Our results show that up to 46% of the TPPT database predictions for half-lives reported by Günthardt and co-workers [9] are outside the applicability domain of BIOWIN and thus subject to unquantifiable errors in the predictions. Moreover, multiple stereoisomers and a high number of ionized forms are expected to be present among many members of this group, which are not represented in the BIOWIN5 descriptor set.

The applicability domain of KOWWIN encompasses more of the natural toxins in the TPPT database. Only up to 21% of toxins in the database are outside the applicability domain of KOWWIN and thus subject to unquantifiable errors. Research to improve exposure hazard screening of phytotoxins should prioritize chemicals outside the applicability domain of KOWWIN and BIOWIN for experimental determination of properties, as these are the chemicals where new measurements will constrain unquantified uncertainties, and also could be used to expand the training sets of QSPRs in a way that also expands their domain of applicability.

The TPPT database of phytotoxins is focused on toxins produced by plants that grow in Switzerland, and thus is not fully representative of plant biodiversity in Europe. However, the database from Günthardt et al. is the largest compendium of European plant toxins to date, and a good starting point for screening assessment. Nevertheless, more specific knowledge of biodiversity and occurrence of toxin-producing plants is needed to estimate potential phytotoxin hazard for a specific region.

Conclusions

Our distance approach for determining applicability domain of QSPR models shed light on the adequacy of using KOWWIN and BIOWIN5 models for physico-chemical property estimation in the TPPT database. The model-specific approach produced applicability domain thresholds close to the 95th percentile for both models. The 95th percentile threshold [14] could thus be a preferred choice for defining the applicability domain of other similar QSPR models.
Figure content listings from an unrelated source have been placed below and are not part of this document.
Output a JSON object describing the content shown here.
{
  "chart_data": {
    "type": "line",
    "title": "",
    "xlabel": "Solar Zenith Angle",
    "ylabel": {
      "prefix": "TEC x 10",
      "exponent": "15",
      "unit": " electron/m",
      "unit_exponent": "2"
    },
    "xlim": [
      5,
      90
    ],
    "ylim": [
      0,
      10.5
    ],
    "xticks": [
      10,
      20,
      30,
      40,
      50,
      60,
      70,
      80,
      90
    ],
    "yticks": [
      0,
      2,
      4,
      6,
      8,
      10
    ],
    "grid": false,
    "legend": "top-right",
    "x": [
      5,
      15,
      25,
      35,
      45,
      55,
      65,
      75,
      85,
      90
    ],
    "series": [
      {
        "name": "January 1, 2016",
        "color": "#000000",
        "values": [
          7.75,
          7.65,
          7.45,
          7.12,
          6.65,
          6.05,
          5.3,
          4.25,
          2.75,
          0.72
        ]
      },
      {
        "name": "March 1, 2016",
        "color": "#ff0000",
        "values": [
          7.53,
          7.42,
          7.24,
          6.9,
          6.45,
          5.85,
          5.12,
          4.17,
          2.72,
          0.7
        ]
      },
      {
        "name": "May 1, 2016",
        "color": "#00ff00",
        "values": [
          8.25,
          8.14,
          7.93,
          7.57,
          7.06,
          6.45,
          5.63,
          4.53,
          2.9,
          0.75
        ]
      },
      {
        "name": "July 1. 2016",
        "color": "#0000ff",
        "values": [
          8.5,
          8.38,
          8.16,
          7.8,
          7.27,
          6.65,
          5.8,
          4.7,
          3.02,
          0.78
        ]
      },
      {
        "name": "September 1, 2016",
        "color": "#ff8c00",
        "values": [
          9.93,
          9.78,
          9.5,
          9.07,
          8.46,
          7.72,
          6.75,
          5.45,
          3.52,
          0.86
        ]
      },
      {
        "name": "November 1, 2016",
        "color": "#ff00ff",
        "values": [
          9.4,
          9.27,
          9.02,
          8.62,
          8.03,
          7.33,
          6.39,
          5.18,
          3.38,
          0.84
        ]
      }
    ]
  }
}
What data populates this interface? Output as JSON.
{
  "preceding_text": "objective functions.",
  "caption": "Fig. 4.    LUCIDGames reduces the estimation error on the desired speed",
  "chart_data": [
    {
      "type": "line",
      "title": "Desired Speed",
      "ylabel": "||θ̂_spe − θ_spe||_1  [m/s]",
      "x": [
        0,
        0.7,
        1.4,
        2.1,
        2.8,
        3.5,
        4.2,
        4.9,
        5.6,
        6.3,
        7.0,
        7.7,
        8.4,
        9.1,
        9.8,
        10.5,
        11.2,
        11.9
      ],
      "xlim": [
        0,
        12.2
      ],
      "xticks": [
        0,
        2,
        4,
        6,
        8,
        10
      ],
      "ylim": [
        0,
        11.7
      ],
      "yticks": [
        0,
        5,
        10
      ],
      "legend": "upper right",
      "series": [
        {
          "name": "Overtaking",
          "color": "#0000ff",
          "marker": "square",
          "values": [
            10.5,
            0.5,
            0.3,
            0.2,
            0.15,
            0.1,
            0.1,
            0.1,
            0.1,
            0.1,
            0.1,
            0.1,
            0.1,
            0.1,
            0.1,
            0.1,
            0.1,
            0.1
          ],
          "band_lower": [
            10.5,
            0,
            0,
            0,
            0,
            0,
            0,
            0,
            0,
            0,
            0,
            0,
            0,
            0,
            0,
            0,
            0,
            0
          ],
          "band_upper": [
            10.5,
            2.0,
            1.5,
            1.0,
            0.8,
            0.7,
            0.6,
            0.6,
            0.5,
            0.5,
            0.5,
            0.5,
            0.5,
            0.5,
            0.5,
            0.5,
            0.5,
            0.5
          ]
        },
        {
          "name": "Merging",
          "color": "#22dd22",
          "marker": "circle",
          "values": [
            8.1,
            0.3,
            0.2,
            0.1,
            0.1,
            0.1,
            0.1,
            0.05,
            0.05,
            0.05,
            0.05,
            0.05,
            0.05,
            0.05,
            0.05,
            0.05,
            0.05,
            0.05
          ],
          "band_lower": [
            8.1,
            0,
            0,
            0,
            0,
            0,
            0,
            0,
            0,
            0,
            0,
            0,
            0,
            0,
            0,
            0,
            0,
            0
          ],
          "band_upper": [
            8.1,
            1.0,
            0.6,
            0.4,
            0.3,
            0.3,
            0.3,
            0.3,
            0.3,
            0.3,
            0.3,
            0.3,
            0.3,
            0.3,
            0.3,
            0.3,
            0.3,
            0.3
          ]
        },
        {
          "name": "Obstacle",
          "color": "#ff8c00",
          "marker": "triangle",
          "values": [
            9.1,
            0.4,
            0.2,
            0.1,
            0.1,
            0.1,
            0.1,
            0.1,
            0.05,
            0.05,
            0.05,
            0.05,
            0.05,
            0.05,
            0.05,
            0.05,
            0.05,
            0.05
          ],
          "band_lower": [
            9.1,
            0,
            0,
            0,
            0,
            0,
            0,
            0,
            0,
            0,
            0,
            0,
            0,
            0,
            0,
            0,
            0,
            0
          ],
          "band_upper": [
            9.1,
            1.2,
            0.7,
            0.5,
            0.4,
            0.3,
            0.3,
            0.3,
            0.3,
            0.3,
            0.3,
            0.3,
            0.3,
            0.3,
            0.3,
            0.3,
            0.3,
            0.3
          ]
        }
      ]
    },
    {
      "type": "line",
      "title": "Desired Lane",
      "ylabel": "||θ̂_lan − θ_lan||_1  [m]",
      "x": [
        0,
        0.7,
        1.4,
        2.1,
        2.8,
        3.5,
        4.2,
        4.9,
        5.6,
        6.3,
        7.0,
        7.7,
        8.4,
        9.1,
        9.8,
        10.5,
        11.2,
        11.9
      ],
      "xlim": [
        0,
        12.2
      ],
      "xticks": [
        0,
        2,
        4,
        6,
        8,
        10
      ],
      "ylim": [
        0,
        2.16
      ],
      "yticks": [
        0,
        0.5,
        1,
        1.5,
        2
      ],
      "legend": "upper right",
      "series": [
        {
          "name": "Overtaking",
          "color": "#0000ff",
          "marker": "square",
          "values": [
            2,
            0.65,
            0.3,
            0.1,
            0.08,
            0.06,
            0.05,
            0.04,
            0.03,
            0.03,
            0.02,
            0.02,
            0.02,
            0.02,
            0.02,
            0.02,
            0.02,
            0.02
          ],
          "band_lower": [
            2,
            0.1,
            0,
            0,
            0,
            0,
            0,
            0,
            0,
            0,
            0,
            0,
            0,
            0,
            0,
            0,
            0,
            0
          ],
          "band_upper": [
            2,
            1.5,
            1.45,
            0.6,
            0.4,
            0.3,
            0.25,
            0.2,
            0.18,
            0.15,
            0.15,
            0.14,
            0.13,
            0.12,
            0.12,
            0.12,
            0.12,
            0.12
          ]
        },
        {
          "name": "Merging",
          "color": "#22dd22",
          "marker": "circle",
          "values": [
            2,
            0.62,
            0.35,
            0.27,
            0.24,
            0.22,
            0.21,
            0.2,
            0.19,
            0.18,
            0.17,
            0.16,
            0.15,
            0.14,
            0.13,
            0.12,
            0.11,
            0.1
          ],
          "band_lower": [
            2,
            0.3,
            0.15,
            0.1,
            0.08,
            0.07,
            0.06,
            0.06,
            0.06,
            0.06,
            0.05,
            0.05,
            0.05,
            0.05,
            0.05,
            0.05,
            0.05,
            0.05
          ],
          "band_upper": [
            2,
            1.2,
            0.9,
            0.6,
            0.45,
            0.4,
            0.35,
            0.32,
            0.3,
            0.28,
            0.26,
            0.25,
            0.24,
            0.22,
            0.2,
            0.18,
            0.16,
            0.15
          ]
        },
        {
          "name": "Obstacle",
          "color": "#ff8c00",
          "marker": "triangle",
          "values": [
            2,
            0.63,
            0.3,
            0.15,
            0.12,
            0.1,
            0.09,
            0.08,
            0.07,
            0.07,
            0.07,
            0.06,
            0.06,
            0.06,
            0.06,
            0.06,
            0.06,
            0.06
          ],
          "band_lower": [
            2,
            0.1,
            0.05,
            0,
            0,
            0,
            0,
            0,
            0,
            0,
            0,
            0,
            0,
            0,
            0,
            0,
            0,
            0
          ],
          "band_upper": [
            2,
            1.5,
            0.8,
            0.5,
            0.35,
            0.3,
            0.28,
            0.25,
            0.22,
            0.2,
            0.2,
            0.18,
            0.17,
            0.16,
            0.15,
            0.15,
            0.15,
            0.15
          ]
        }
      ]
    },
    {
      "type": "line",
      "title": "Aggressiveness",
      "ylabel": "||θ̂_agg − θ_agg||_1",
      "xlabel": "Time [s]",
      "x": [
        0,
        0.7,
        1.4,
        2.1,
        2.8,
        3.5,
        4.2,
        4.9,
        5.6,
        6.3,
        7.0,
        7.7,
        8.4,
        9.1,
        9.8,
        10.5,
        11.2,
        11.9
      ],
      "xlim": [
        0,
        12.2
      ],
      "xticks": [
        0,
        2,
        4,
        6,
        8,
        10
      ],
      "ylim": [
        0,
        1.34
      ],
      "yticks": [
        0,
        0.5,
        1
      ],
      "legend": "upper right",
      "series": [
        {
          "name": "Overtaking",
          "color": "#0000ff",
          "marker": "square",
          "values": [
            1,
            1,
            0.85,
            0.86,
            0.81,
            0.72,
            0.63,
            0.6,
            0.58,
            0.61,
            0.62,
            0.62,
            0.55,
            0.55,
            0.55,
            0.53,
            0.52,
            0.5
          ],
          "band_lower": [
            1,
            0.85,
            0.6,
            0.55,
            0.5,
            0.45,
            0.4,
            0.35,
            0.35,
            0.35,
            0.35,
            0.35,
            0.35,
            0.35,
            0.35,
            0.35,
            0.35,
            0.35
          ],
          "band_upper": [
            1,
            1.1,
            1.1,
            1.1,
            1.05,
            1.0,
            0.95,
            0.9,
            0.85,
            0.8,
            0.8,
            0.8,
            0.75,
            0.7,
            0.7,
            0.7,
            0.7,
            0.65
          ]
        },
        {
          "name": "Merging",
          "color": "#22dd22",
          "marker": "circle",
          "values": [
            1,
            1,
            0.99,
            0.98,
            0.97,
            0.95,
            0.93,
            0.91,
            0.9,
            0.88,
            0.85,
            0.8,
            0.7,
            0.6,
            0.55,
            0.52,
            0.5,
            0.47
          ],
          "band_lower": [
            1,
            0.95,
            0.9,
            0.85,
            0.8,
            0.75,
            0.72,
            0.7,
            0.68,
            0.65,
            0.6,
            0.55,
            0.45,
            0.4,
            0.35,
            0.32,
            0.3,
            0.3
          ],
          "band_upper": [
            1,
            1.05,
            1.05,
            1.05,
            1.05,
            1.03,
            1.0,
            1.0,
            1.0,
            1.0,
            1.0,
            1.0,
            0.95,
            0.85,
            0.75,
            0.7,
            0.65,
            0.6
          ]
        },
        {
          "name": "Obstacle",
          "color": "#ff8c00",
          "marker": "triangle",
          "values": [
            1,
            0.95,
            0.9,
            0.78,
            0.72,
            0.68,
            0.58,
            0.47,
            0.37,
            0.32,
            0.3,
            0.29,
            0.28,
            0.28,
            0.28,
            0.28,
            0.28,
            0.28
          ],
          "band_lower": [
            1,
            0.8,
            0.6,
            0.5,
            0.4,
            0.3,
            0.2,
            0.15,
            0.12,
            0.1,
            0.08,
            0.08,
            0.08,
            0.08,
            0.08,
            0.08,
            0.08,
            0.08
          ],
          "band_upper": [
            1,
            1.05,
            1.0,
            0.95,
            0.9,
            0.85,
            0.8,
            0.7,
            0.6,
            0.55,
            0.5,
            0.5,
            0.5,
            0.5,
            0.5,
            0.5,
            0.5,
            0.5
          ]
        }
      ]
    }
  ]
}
Using the model-specific threshold, almost half of the TPPT phytotoxins were out of domain of BIOWIN, and steroids and saponins were nearly all out of domain. Saponins are the biggest out-of-domain group in both models, suggesting their structure is underrepresented in the training sets. Therefore, measuring property data for these substances should be prioritized. Model predictions for out-of-domain phytotoxins are extrapolations, and thus their predicted hazard properties carry unknown uncertainties and should be interpreted with caution.